West Bengal, which is in the midst of a high-stakes assembly election, has the highest collection of around Rs 90,000 crore from small savings schemes like NSC and PPF among states and union territories, accounting for about 15% of the total corpus. It is followed by Uttar Pradesh, the most populous state, with a gross collection of Rs 69,660.70 crore out of a total collection of Rs 5.96 lakh crore in 2017-18 (last updated), according to data compiled by the National Savings Institute under the finance ministry.
The government rescinded a steep interest rate cut on small savings schemes announced the night before on Thursday. The ministry’s office memorandum to reverse the rate cut on small savings schemes was issued just hours after the finance minister called Wednesday’s notification an “oversight.”
While the government announces interest rates for small savings schemes at the end of each quarter, Wednesday’s decision to cut interest rates by up to 1.1% across various small savings schemes, including the Public Provident Fund (PPF) and National Savings Certificate (NSC), came a day before the second phase of voting in West Bengal and Assam.
The rate of interest on various small savings schemes for the first quarter of 2021-22, beginning April 1 and ending June 30, 2021, would remain unchanged from those notified for the fourth quarter of 2020-21 (January 1 to March 31, 2021), the finance ministry said in an office memorandum in suppression of its previous order. According to National Savings Institute data, West Bengal has been a leader in small savings scheme collection, with collections hovering around 12-15 per cent in recent years.

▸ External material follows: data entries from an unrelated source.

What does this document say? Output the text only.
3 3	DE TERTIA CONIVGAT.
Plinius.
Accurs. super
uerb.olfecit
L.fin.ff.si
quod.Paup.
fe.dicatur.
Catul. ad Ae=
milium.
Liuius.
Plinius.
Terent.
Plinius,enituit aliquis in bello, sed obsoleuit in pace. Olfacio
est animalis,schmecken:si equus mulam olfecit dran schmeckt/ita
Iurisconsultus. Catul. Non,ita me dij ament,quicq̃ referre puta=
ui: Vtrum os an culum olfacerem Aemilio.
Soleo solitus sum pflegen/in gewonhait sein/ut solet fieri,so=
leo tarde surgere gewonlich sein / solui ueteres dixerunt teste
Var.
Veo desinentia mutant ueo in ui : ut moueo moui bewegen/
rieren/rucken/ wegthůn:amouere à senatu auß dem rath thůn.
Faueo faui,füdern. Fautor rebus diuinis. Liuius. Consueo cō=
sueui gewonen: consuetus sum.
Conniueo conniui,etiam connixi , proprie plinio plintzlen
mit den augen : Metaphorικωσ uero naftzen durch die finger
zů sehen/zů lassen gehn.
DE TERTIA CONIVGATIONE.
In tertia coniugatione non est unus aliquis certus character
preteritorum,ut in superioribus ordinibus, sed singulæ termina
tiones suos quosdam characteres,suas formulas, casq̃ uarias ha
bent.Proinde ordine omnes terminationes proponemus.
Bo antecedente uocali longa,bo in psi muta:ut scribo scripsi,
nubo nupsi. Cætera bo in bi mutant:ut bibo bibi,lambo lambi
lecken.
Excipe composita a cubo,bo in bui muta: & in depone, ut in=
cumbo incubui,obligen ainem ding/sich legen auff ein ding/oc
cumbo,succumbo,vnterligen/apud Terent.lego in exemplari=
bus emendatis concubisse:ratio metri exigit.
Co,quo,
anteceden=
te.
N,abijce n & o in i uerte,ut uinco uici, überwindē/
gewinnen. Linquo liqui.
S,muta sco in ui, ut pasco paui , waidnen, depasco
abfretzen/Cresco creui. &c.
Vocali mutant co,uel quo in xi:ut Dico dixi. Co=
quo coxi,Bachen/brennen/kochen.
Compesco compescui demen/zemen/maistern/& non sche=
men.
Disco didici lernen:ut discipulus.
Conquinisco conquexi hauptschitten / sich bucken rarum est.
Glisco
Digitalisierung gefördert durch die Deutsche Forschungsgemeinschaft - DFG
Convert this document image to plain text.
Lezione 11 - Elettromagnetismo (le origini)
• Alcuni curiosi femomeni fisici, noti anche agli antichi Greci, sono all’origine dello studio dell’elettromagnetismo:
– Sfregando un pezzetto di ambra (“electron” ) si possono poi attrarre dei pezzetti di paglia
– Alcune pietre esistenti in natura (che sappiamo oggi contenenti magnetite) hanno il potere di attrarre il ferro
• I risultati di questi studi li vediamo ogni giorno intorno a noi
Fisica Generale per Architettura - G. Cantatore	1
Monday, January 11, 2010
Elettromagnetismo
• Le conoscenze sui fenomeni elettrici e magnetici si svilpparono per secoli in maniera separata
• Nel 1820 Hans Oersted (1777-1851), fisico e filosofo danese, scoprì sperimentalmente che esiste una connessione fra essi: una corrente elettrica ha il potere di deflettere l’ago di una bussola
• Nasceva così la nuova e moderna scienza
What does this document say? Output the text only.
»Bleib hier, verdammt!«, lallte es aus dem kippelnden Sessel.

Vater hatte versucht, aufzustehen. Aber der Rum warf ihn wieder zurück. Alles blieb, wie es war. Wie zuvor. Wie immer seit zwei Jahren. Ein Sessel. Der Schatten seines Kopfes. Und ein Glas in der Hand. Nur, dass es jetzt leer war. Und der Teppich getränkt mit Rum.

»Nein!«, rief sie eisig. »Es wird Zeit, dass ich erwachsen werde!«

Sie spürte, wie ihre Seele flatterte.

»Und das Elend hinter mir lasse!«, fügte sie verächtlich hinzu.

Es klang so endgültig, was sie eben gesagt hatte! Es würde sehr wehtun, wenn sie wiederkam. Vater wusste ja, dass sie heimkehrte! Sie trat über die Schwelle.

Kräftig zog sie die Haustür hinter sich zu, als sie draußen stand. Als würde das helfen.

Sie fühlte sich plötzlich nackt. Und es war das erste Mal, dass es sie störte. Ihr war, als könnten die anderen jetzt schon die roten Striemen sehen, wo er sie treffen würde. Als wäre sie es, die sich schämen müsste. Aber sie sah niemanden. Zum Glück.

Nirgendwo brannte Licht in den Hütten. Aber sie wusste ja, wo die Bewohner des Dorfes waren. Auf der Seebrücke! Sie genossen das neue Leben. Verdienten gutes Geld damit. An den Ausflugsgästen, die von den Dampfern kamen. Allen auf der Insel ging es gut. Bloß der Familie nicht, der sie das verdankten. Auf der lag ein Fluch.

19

The National Savings Institute is a department of the Finance Ministry’s Department of Economic Affairs.
During 2017-18, Assam received Rs 9,446.37 crore, Kerala received Rs 14,763.01 crore, Puducherry received Rs 1,082.40 crore, and Tamil Nadu received Rs 28,598.18 crore. Voting for five assembly elections began on March 27, with Assam being the first to go to the polls and West Bengal concluding with its eighth phase of voting on April 29. On April 6, assembly elections in Tamil Nadu, Kerala, and Puducherry will be held in a single phase.
On May 2, the votes for the four states and one union territory, Puducherry, will be counted. Opposition leaders have expressed concern that the rate cut will be implemented after the assembly elections.
Taking a swipe at Finance Minister Nirmala Sitharaman after she announced that the government will withdraw orders to reduce interest rates on small savings schemes, the Congress said on Thursday that it is difficult to imagine how the economy works when such a duly approved order affecting crores of people can be issued by an “oversight.”
When inflation is around 6% and expected to rise, the BJP government is offering interest rates below 6%, hitting savers and the middle class below the belt, according to senior Congress leader P Chidambaram. “The BJP government decided to launch another attack on the middle class by slashing interest rates and profiting. When caught, the FM uses the lame excuse of “inadvertent error.” “On Twitter, the former finance minister stated.
The Trinamool Congress mocked the Centre as well. While Derek O’Brien and Mahua Moitra dismissed it as an April Fool’s joke, Yashwant Sinha, who recently switched from the BJP to the TMC, tweeted, “Rollback Modi.”
Sitaram Yechury, General Secretary of the CPM, expressed concern that the government had only postponed the cuts to allow for the assembly elections. Uttar Pradesh is followed by Maharashtra, which collected Rs 63,025.59 crore, and Gujarat, which collected Rs 48,645.28 crore. Gross collection only accounts for inflows and does not account for redemption.
The gross collection data includes small savings collections in post offices as well as bank collections. Because most small savings schemes have a lock-in period, they provide the government with long-term funds. It contributes to the financing of the fiscal deficit.